Status: Thanks to everyone who read this! It's my first completed story on Mibba and I hope you all enjoyed it!

I Am Here

Free

They say you see your life flash before your eyes in the moments before death.

I didn’t. I saw the way I really died.

It was a long time ago. During the coldest winter recorded in our city. White flakes pummelled from the sky, drenching the streets in thick white sheets. The city was empty. As lifeless as it had ever been, but if you searched the shadows, you could see movement. The flickering heartbeat of life as young child sought shelter from the cold.

I remembered it now. I remembered my fingers were numb, seeking warmth in the cotton of my dirty white dress. Ice crusted my hair, flakes of snow sending shivers through my body. I was cold. Colder than I had ever been before. My tears froze as they ran down my cheeks, my body no longer able to hold enough heat to melt the flakes that slept on my skin.

Daring to move, I shivered out of the darkness, silently stumbling through the thick snow to the curb of the road. My body was weak. My limbs were frozen, aching as I forced them to bend, clutching at myself as if to hold myself together. As if I were an ice sculpture about to shatter. My muscles were worn, unable to hold my strength any longer and so the curb was where I stayed.

The snow was wet against my cheek as I lay frozen and waiting. Hoping that the snow would stop falling. That the sun would come out and melt the cold white ice. I was alone and afraid. My mama had died a year ago, and my aunt had refused to take me in so I was left on the streets to starve. I couldn’t blame her though. I wouldn’t want me either.

But as I waited, I realised I wasn’t as alone as I’d thought. Street lights flickered along the snow filled street, store fronts blinked to life. Ghosts of people solidified, surrounding me in such a mass that I wondered how I hadn’t seen them before. I was not alone. The city was full. Full of laughter and life.

My plea for help whispered with the wind in desperation. Begging anyone to help the child on the side of the road. To provide warmth and shelter and food. I begged to be heard. It was in vain. I was invisible. Nobody heard my cries. Nobody looked my way.

Nobody noticed the small child who was lying frozen on the curb. They were too selfish and proud to see past their own lives. The heavens cried for the child, blanketing the girl with its white tears. I was alone. I was invisible. And I was cold. I was always cold.

Nobody noticed my body as it lay lifeless beneath a layer of snow. I went to sleep alone and awoke alone. I’d never known the difference.

My death flashed before my eyes in the moments of impact. A dark shadow loomed over Leigh’s car, too close to avoid the inevitable. But I was already dead. I couldn’t die again. So I did what I could. I turned to my only friend and I lunged.

I’d hoped to protect him. To use whatever I could to shield my Leigh from the truck that threatened his safety. I was dead, but I could touch him. Surely I could protect him as well. It was too much to hope.

Leigh had turned to me already, his eyes filled with such worry and fear, but mostly with determination. I could only look on in horror as Leigh wrapped my cold dead spirited body in his arms, folding me neatly into his embrace and awaited the collision. His lips were pressed against mine. The last feeling he would ever have.

***

I was floating. Floating in a world of white, but I was not alone.

I should have known that I was dead. I should have read the signs, but what signs were there? I didn’t eat because I had no money. I wasn’t seen because I was not loved. I grew older because it was the way of life.

It all made sense to me now. In this world of white, I knew all that I needed to.

I could be seen by those who were dying. Those who could see death. Leigh’s mum, the drunken man, the patients at the hospital. Leigh.

I had waited. For the one thing that would truly make me happy. I had grown older because everything on earth does. I had waited unknowingly for Leigh and somehow he had waited for me.

I was not alone.

On one hand was my mama. On the other was Leigh. And we waited together, for the doors of the white world to open.
♠ ♠ ♠
Leigh is based on a friend I had who passed too early for his time. He hadn't yet turned 21, his eyes were always an excited blue and he had soft blonde hair that curled at the ends.

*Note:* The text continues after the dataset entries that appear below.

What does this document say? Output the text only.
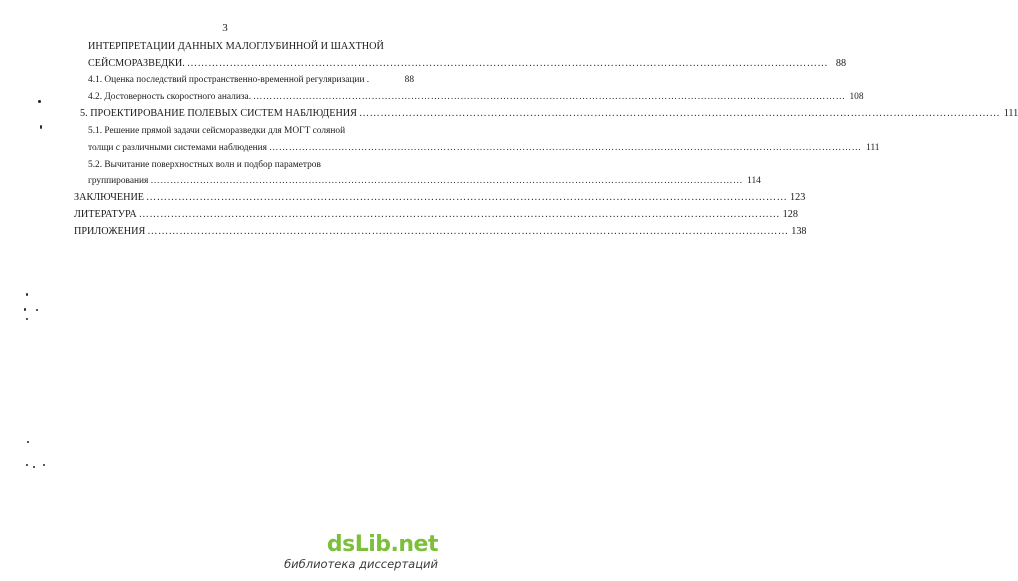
3
ИНТЕРПРЕТАЦИИ ДАННЫХ МАЛОГЛУБИННОЙ И ШАХТНОЙ
СЕЙСМОРАЗВЕДКИ. ……………………………………………………………………………………………………………………………………………………………… 88
4.1. Оценка последствий пространственно-временной регуляризации .	88
4.2. Достоверность скоростного анализа. ……………………………………………………………………………………………………………………………………………………………… 108
5. ПРОЕКТИРОВАНИЕ ПОЛЕВЫХ СИСТЕМ НАБЛЮДЕНИЯ ……………………………………………………………………………………………………………………………………………………………… 111
5.1. Решение прямой задачи сейсморазведки для МОГТ соляной
толщи с различными системами наблюдения ……………………………………………………………………………………………………………………………………………………………… 111
5.2. Вычитание поверхностных волн и подбор параметров
группирования ……………………………………………………………………………………………………………………………………………………………… 114
ЗАКЛЮЧЕНИЕ ……………………………………………………………………………………………………………………………………………………………… 123
ЛИТЕРАТУРА ……………………………………………………………………………………………………………………………………………………………… 128
ПРИЛОЖЕНИЯ ……………………………………………………………………………………………………………………………………………………………… 138
dsLib.net
библиотека диссертаций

I remember seeing him the night he died, his blob of blonde hair was the last thing I saw after his little wave as he walked out of my house with my sister.
I barely said a goodbye. I simply said ‘later’, the way I always did and went back to whatever stupid meaningless show I was watching.

That night, my sister and Leigh got into a car accident. He’d fallen asleep at the wheel only a few minutes before reaching their home. He died instantly, and my sister miraculously survived. Her surviving should have been impossible. The car had been so completely destroyed that they had to break her out of it. She was found on the floor of the front passenger seat, curled up into the fetal position.

I like to think Leigh’s arms were wrapped around her for the very last time, protecting her the way I always knew he would.

I only wish I had given him a better goodbye.